That banging you can hear in Pretoria is not the Police attacking striking SA Defense Force soldiers but bureaucrats hammering the final nails into the coffin of SA wine exports. News that SA will fail to conclude a new free-trade agreement with the EU by the end of the year could see the imposition of “EU tariffs of between 8,5% and 24%” on SA wine imports according to Business Day.
With European exports already in trouble from a strong rand, economic stagnation in Europe and an overly EU-centric export focus from marketers who love the flesh pots of Piccadilly, the threat of increased import tariffs is a disaster.
But perhaps bureaucratic bungling will finally spur exporters to follow the example of Cobus Joubert who has turned the direction of his Maison Joubert exports 90 degrees to the east with Hong Kong and China his #1 and #2 export markets. As Château Mouton becomes increasingly Parkerized to accommodate the palate of Robert Parker, the classic austerity of cuvées such as Morgenster, Rustenberg and Kanonkop are finding increasing resonance with Asian billionaires.
Wosa does not care so long as duty on books does not increase. Who cares about wine when you can sell braai books!
Input from Wosa, received this morning:
There has been some media conjecture that South African wine prices in the UK may go up next year should there be a lapse in a preferential trade agreement with the European Union. The Trade Development and Cooperation Agreement (TDCA), signed in May of 2004, inter alia, allows South Africa a rebate on 55 million litres of exported wine to EU countries. Scheduled for renewal by December 31, 2010, the agreement has not as yet been renegotiated. However, the director of the SA Liquor Brandowners Association (SALBA), Riaan Kruger has confirmed negotiations between all parties will continue after the set deadline and that existing terms will remain in force until the new agreement has been finalised.
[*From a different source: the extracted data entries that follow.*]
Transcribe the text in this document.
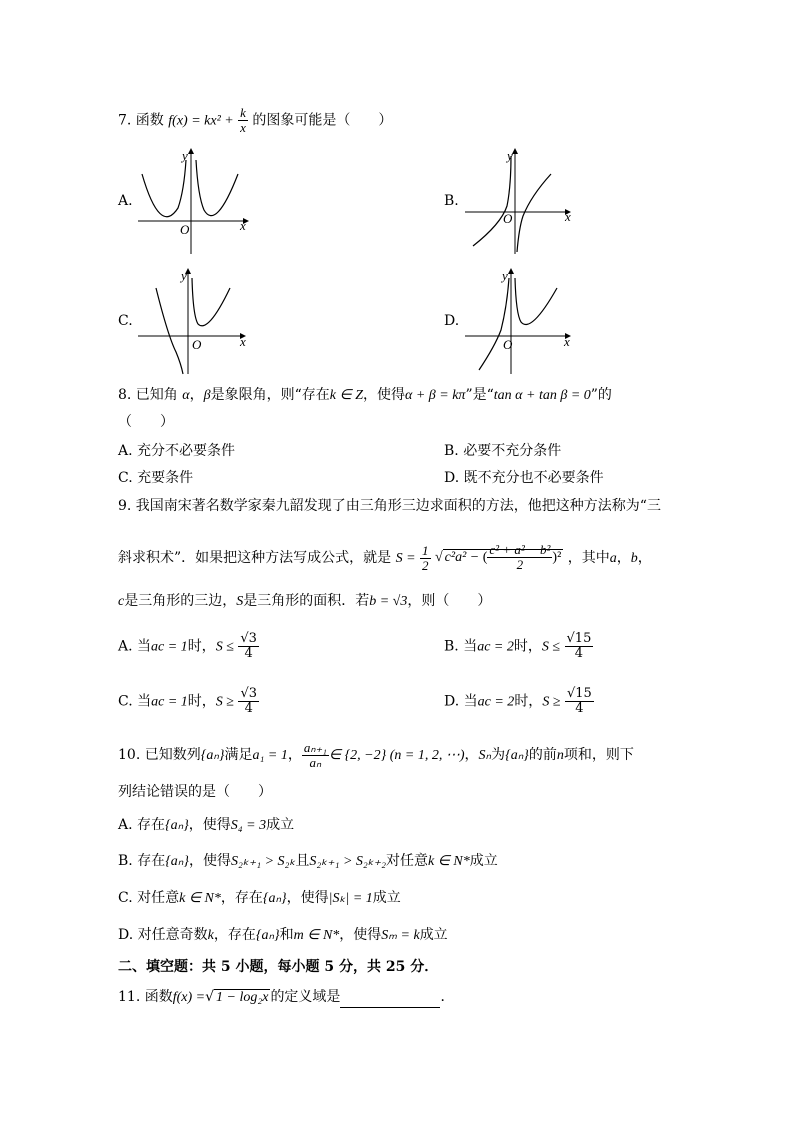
7. 函数 $f(x) = kx^2 + \frac{k}{x}$ 的图象可能是（　　）
A.	B.
C.	D.
y
x
O
y
x
O
y
x
O
y
x
O
8. 已知角 α，β是象限角，则“存在k ∈ Z，使得α + β = kπ”是“tan α + tan β = 0”的
（　　）
A. 充分不必要条件	B. 必要不充分条件
C. 充要条件	D. 既不充分也不必要条件
9. 我国南宋著名数学家秦九韶发现了由三角形三边求面积的方法，他把这种方法称为“三
斜求积术”．如果把这种方法写成公式，就是 $S = \frac{1}{2}$ √ c²a² − ( $\frac{\text{c² + a² − b²}}{2} )^2$ ，其中a，b，
c是三角形的三边，S是三角形的面积．若b = √3，则（　　）
A. 当ac = 1时，$S \le \frac{√3}{4}$	B. 当ac = 2时，$S \le \frac{√15}{4}$
C. 当ac = 1时，$S \ge \frac{√3}{4}$	D. 当ac = 2时，$S \ge \frac{√15}{4}$
10. 已知数列{aₙ}满足a₁ = 1， $\frac{\text{aₙ₊₁}}{\text{aₙ}}$ ∈ {2, −2} (n = 1, 2, ⋯)，Sₙ为{aₙ}的前n项和，则下
列结论错误的是（　　）
A. 存在{aₙ}，使得S₄ = 3成立
B. 存在{aₙ}，使得S₂ₖ₊₁ > S₂ₖ且S₂ₖ₊₁ > S₂ₖ₊₂对任意k ∈ N*成立
C. 对任意k ∈ N*，存在{aₙ}，使得|Sₖ| = 1成立
D. 对任意奇数k，存在{aₙ}和m ∈ N*，使得Sₘ = k成立
二、填空题：共 5 小题，每小题 5 分，共 25 分．
11. 函数f(x) =√ 1 − log₂x 的定义域是	．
He has explained that while provision was made for the agreement’s revision within five years of its coming into operation, the actual duration of the terms had been unspecified. “The agreement has, in fact been in operation for over six years and nothing will change until new parameters have been established and confirmed by the negotiating parties.”
I also want to take this opportunity of drawing your attention to a new report on South African wine exports, compiled by WOSA’s UK market manager Jo Wehring. It provides the context in which export volumes to the UK have fallen and points to some encouraging developments.